Bulk acoustofluidic devices driven by thin-film transducers and whole-system resonance modes

TL;DR

This paper demonstrates through 3D simulations that integrated thin-film piezoelectric transducers can effectively excite bulk acoustofluidic resonance modes, offering a miniaturized alternative to traditional bulk transducers with comparable performance.

Contribution

The study introduces a novel approach using integrated thin-film transducers to excite bulk acoustofluidic modes, validated by numerical simulations showing comparable effectiveness to bulk transducers.

Findings

Thin-film transducers can generate comparable acoustic effects to bulk transducers.

Device performance relies on whole-system resonance and high Q-factor of the solid.

Thin-film transducers are insensitive to their own Q-factor and resonance properties.

Abstract

In acoustofluidics, acoustic resonance modes for fluid and microparticle handling are traditionally excited by bulk piezoelectric transducers.
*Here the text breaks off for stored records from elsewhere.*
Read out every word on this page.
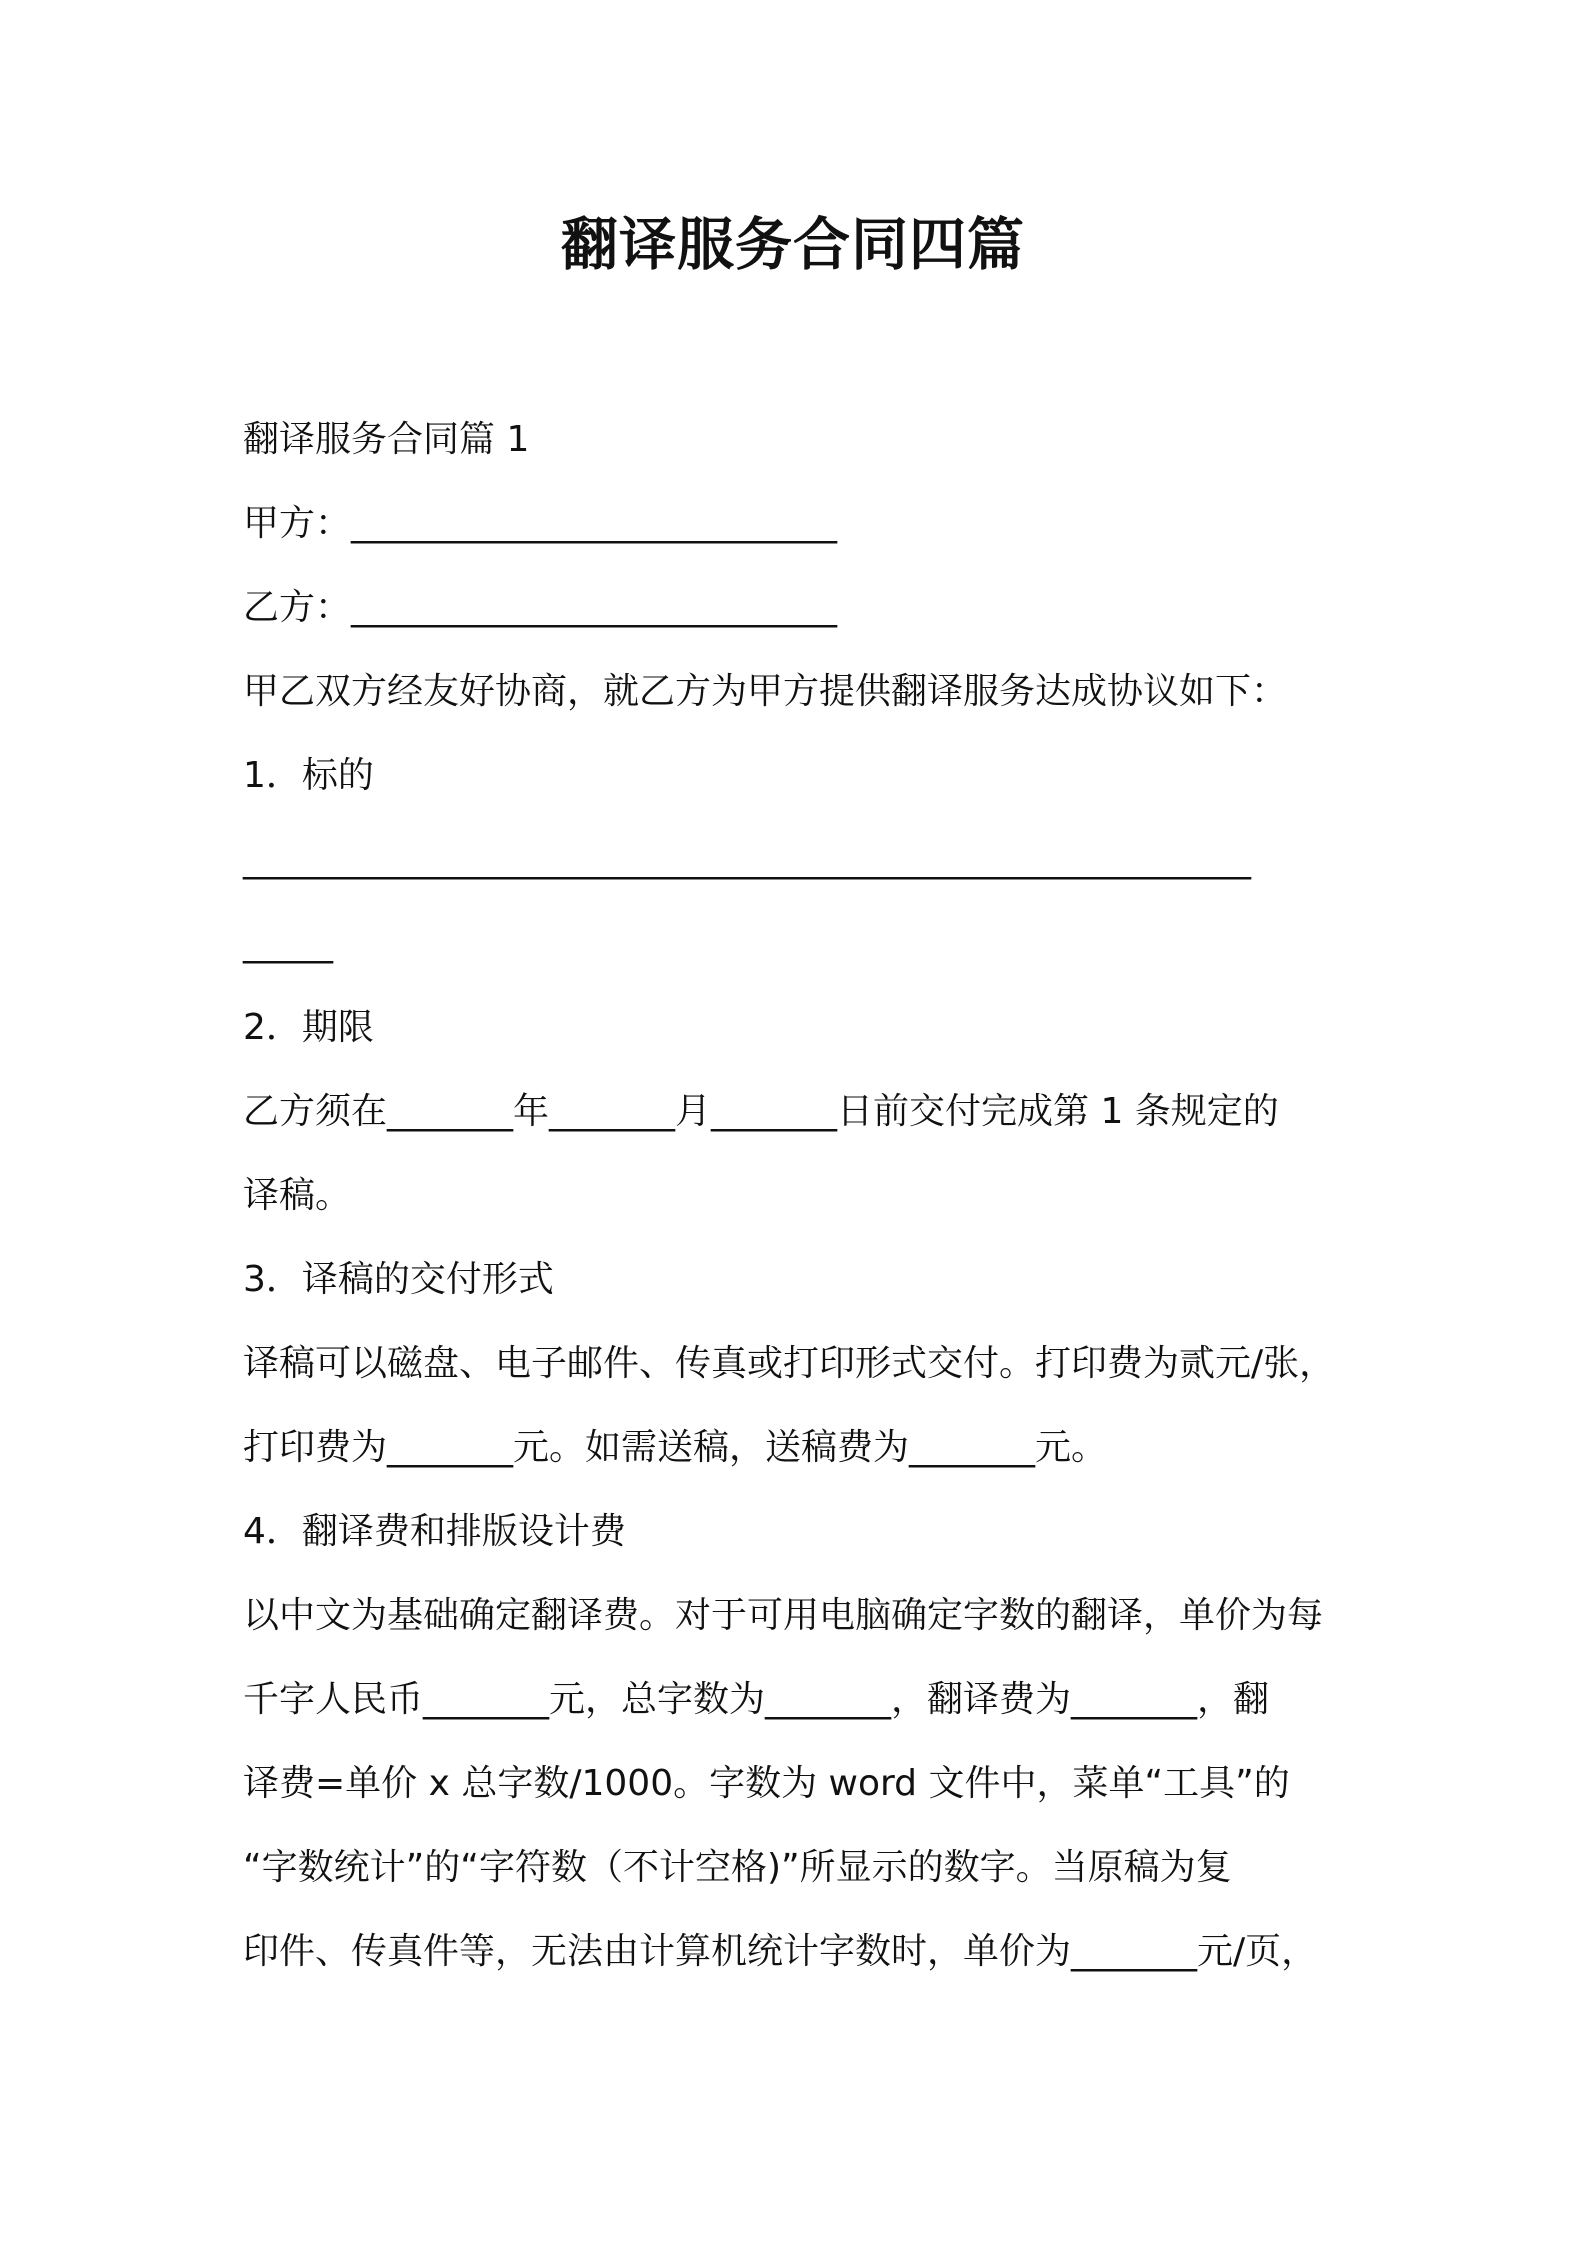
翻译服务合同四篇
翻译服务合同篇 1
甲方：___________________________
乙方：___________________________
甲乙双方经友好协商，就乙方为甲方提供翻译服务达成协议如下：
1．标的
________________________________________________________
_____
2．期限
乙方须在_______年_______月_______日前交付完成第 1 条规定的
译稿。
3．译稿的交付形式
译稿可以磁盘、电子邮件、传真或打印形式交付。打印费为贰元/张，
打印费为_______元。如需送稿，送稿费为_______元。
4．翻译费和排版设计费
以中文为基础确定翻译费。对于可用电脑确定字数的翻译，单价为每
千字人民币_______元，总字数为_______，翻译费为_______，翻
译费=单价 x 总字数/1000。字数为 word 文件中，菜单“工具”的
“字数统计”的“字符数（不计空格)”所显示的数字。当原稿为复
印件、传真件等，无法由计算机统计字数时，单价为_______元/页，
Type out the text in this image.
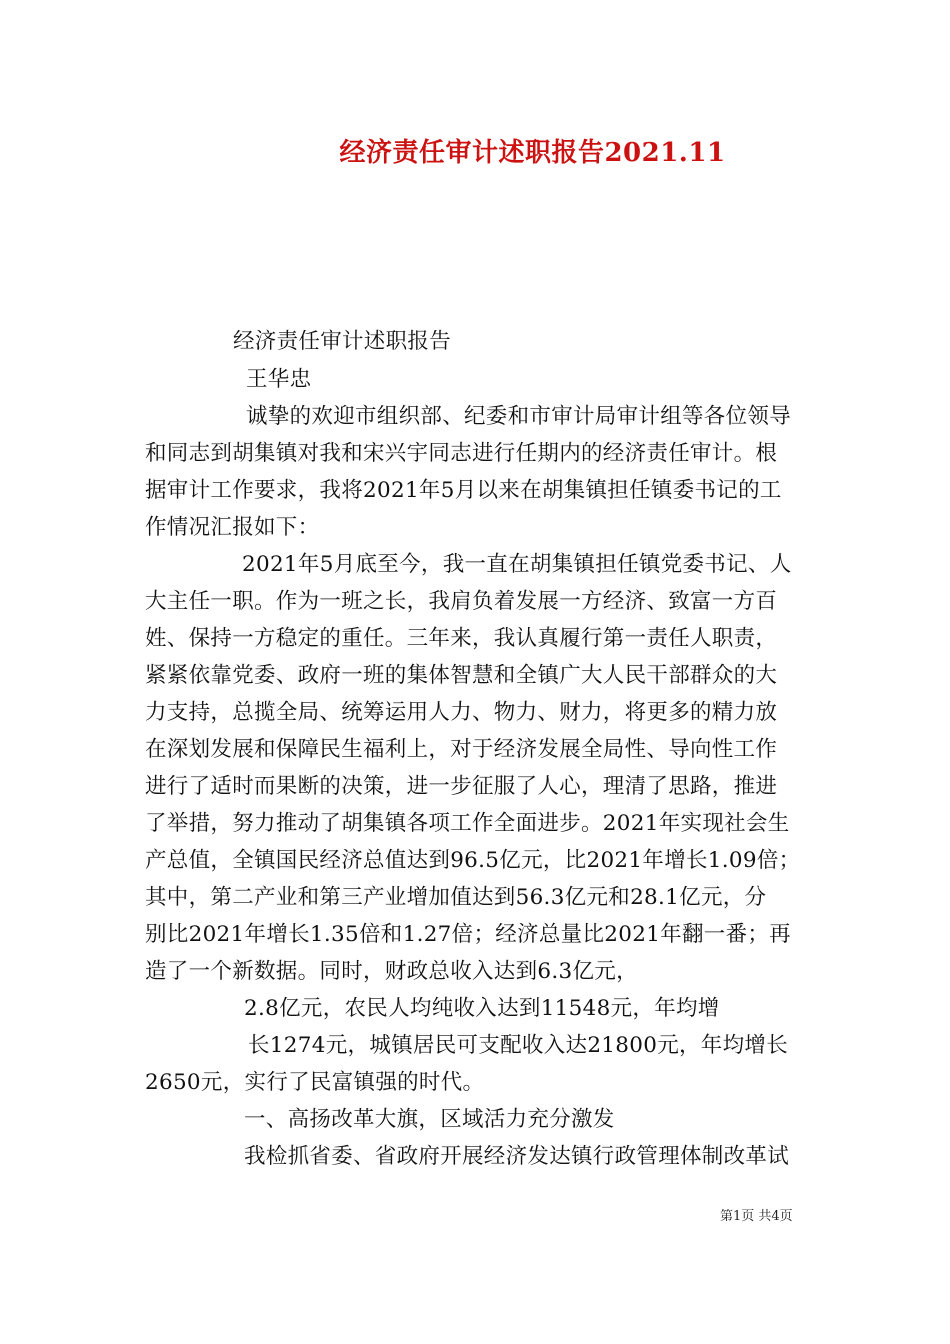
经济责任审计述职报告2021.11
经济责任审计述职报告
王华忠
诚挚的欢迎市组织部、纪委和市审计局审计组等各位领导
和同志到胡集镇对我和宋兴宇同志进行任期内的经济责任审计。根
据审计工作要求，我将2021年5月以来在胡集镇担任镇委书记的工
作情况汇报如下：
2021年5月底至今，我一直在胡集镇担任镇党委书记、人
大主任一职。作为一班之长，我肩负着发展一方经济、致富一方百
姓、保持一方稳定的重任。三年来，我认真履行第一责任人职责，
紧紧依靠党委、政府一班的集体智慧和全镇广大人民干部群众的大
力支持，总揽全局、统筹运用人力、物力、财力，将更多的精力放
在深划发展和保障民生福利上，对于经济发展全局性、导向性工作
进行了适时而果断的决策，进一步征服了人心，理清了思路，推进
了举措，努力推动了胡集镇各项工作全面进步。2021年实现社会生
产总值，全镇国民经济总值达到96.5亿元，比2021年增长1.09倍；
其中，第二产业和第三产业增加值达到56.3亿元和28.1亿元，分
别比2021年增长1.35倍和1.27倍；经济总量比2021年翻一番；再
造了一个新数据。同时，财政总收入达到6.3亿元，
2.8亿元，农民人均纯收入达到11548元，年均增
长1274元，城镇居民可支配收入达21800元，年均增长
2650元，实行了民富镇强的时代。
一、高扬改革大旗，区域活力充分激发
我检抓省委、省政府开展经济发达镇行政管理体制改革试
第1页 共4页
In this work, we demonstrate by numerical simulation in three dimensions (3D) that integrated piezoelectric thin-film transducers constituting less than 0.1% of the device work equally well. The simulations are done using a well-tested and experimentally validated numerical model. Our proof-of-concept example is a water-filled straight channel embedded in a mm-sized glass chip with a 1-um thick thin-film transducer made of (Al,Sc)N. We compute the acoustic energy, streaming, and radiation force, and show that it is comparable to that of a conventional silicon-glass device actuated by a bulk PZT transducer. The ability of the thin-film transducer to create the desired acoustofluidic effects in bulk acoustofluidic devices rely on three physical aspects: The in-plane-expansion of the thin-film transducer under the orthogonal applied electric field, the acoustic whole-system resonance of the device, and the high Q-factor of the elastic solid constituting the bulk part of the device. Consequently, the thin-film device is surprisingly insensitive to the Q-factor and resonance properties of the thin-film transducer.